En application de l’article R. 142-10-6, l’exécution provisoire, compatible avec la nature de l’affaire et nécessaire au regard de son ancienneté, sera ordonnée.
PAR CES MOTIFS
Le Tribunal, après en avoir délibéré conformément à la loi, statuant après débats en audience publique, par jugement contradictoire, en premier ressort, prononcé par mise à disposition au greffe,
DIT que M. [C] [Y] n’a pas perçu deux fois ses indemnités journalières pour la période du 13 juillet 2021 au 25 juillet 2021 ;
ANNULE la contrainte délivrée le 20 avril 2023 par la [6] [Localité 9] à M. [C] [Y] pour un montant de 571,16 € au titre d’indemnités journalières qu’il aurait indument perçues sur la période du 13 juillet 2021 au 25 juillet 2021 ;
DEBOUTE la [6] [Localité 9] de ses demandes ;
CONDAMNE la [6] [Localité 9] aux dépens de l’instance ;
ORDONNE l’exécution provisoire du présent jugement.
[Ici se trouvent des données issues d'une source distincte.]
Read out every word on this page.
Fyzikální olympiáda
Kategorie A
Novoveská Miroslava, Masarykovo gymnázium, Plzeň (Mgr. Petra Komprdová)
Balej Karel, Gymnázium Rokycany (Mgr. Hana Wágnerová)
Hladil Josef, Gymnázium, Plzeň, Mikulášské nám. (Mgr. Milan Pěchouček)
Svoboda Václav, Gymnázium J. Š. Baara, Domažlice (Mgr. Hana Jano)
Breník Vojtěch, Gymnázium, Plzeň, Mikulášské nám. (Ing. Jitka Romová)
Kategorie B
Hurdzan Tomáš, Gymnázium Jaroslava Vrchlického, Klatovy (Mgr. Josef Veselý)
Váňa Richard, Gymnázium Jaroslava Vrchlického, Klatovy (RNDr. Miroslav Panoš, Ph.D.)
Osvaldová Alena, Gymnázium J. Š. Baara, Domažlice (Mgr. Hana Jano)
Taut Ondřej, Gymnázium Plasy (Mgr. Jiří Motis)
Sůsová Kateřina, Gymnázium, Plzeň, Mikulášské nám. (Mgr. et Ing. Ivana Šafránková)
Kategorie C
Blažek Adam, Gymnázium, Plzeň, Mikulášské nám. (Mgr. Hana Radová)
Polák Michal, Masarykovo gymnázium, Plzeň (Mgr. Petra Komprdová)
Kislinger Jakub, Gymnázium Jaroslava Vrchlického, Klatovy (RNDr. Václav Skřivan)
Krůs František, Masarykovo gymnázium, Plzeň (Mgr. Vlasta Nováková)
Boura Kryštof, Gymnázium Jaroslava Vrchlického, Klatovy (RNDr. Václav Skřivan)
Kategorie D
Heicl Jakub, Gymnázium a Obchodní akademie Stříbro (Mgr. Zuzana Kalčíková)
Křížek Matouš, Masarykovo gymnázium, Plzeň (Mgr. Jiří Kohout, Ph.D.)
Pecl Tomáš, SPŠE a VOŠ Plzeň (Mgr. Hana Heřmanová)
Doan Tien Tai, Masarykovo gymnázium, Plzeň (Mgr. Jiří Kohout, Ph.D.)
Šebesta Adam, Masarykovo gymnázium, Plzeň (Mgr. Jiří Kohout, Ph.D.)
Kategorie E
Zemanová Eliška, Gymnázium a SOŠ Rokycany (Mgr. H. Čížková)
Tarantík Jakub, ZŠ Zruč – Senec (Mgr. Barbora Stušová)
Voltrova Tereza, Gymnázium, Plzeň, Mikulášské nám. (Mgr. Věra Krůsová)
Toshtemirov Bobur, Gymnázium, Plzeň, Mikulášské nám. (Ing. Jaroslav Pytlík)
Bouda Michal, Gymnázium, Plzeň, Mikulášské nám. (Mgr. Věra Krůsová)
Fait et jugé à [Localité 9] le 21 Mai 2025
Le Greffier Le Président
N° RG 23/01581 – N° Portalis 352J-W-B7H-CZ5XX
EXPÉDITION exécutoire dans l’affaire :
Demandeur : [4] [Localité 9] [8]
Défendeur : M. [C] [Y]
EN CONSÉQUENCE, LA RÉPUBLIQUE FRANÇAISE mande et ordonne :
A tous les huissiers de justice, sur ce requis, de mettre ladite décision à exécution,
Aux procureurs généraux et aux procureurs de la République près les tribunaux judiciaire d’y tenir la main,
A tous commandants et officiers de la force publique de prêter main forte lorsqu’ils en seront légalement requis.
En foi de quoi la présente a été signée et délivrée par nous, Directeur de greffe soussigné au greffe du Tribunal judiciaire de Paris.